My Friday-Saturday drama lineup suddenly felt empty after Age of Youth and The Good Wife said goodbye last week, which no amount of cohabitation hijinks from Cinderella and the Four Knights can solely fill. Hence I checked out the new JTBC drama FantastiC (while I still got spare time in my hands), which at the very least would let me see Ji-soo. Maybe it’s premiere burnout (my slate just looks totally different from a few weeks ago), but this drama didn’t quite captivate me as much as its predecessor AoY did. But it has some potential; and it looks like the K-audience are responding positively, maintaining ratings above 2% on its opening weekend (at 2.2%, 2.4%).
Fantastic (stylized as FantastiC) doesn’t reinvent the wheel with its premise: a love story begins (or continues?) when popular drama writer Lee So-hye (Kim Hyun-joo) reluctantly works with arrogant, “foot-acting” Hallyu star Ryu Hae-sung (Joo Sang-wook) on her latest project. And this may just be her last, from what a supposedly friendly visit to the doctor revealed to her.
This reminds me of yet another cliché-filled ongoing drama Uncontrollably Fond, but I do hope this story takes us on a more positive and fulfilling journey. Coincidentally, new SBS drama Jealousy Incarnate also took on the Big C, yet we still don’t know how far they’re going with that subject. But as far as Fantastic goes, its initial lightheartedness and strong characters can create a different spin on this kind of story.
She’s a workaholic without much of a personal life to speak of, only a strained family relationship and a couple of treasured high school friends. But I love how she’s a confident career woman who takes pride in her work, and a strong individual who may mask everything with sarcasm but is deep inside reflective. He’s a vain celebrity coming back from a successful stint in China, whose only redeeming quality so far is his fondness for his grandmother – even to the point that he does “aegyo” in front of her. They do nothing but clash with each other and plot little revenge schemes behind each other’s backs. And when mature, successful grownups (with hints of a history together) are bent on annoying each other, it will almost always result in falling in love – the K-drama manual says so.
But it’s not all laughs for this show, obviously, especially with *that* problem our heroine is facing. We also see the life of her close friend Baek Seol (Park Shi-yeon), the once-badass popular student who has been reduced to nothing more than a maid (maybe even a puppet) in her in-laws’ household. Being trapped in such a cold and sham of a married life is suffocating and frustrating, and I love how Park Shi-yeon balances her brimming emotions with restraint.

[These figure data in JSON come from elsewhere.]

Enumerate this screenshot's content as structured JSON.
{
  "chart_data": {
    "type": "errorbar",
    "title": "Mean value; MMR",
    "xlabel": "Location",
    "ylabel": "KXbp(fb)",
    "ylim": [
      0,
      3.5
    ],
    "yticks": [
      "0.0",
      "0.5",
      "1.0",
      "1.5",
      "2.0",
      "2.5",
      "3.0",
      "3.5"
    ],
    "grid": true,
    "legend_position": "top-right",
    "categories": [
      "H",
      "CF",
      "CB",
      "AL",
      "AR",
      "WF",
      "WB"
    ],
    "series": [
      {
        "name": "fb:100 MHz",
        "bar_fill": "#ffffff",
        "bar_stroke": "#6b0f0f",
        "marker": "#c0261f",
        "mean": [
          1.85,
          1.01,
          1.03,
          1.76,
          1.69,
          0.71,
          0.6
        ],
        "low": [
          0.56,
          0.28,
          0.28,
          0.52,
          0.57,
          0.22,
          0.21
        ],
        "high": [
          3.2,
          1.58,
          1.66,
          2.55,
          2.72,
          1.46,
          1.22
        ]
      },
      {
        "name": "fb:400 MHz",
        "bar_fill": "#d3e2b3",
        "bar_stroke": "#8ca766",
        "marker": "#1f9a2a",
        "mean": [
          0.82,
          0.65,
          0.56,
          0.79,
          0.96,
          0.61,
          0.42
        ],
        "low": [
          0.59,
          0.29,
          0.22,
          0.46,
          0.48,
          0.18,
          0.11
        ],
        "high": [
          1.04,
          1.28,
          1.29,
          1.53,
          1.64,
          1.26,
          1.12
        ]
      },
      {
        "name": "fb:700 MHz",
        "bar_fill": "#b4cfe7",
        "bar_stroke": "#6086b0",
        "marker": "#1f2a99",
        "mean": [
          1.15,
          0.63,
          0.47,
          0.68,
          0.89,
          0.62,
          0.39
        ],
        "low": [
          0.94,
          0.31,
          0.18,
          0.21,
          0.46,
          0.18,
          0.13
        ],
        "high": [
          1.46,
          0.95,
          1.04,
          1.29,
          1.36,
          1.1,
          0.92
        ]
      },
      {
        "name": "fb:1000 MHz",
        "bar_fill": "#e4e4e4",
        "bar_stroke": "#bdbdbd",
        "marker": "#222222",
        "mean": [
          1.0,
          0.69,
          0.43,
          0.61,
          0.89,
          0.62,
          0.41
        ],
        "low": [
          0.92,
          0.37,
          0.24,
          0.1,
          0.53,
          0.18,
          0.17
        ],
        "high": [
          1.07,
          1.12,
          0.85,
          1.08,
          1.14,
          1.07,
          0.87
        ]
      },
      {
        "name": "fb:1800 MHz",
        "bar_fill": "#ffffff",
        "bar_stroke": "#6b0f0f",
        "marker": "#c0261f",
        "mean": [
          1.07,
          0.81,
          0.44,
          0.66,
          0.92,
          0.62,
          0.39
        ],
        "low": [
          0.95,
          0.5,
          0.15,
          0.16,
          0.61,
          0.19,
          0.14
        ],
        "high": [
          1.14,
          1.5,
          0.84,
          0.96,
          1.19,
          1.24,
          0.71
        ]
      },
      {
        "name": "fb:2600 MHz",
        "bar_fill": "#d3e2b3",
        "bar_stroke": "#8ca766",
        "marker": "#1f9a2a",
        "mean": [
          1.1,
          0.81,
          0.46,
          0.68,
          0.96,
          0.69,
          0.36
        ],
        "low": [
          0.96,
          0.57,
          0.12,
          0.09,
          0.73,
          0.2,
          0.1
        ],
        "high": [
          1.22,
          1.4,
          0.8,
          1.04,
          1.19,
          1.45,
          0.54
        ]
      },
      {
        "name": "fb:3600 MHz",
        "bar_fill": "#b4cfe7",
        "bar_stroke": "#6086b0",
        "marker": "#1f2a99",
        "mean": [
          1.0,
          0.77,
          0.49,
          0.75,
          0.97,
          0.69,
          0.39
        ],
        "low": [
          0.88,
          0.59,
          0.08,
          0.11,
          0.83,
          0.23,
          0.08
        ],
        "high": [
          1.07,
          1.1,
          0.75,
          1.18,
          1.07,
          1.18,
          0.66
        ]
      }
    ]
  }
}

The first two episodes seem to be steady enough, but have not given me anything exciting to latch on to just yet. I’m on a wait-and-see mode for this drama, as there are still many others in the horizon that are about to pilot. Maybe I’ll hold my final judgement until Ji-soo appears to round out the cast. Then we’ll see what kind of journey this drama will take me, and whether it will indeed be “fantastic”.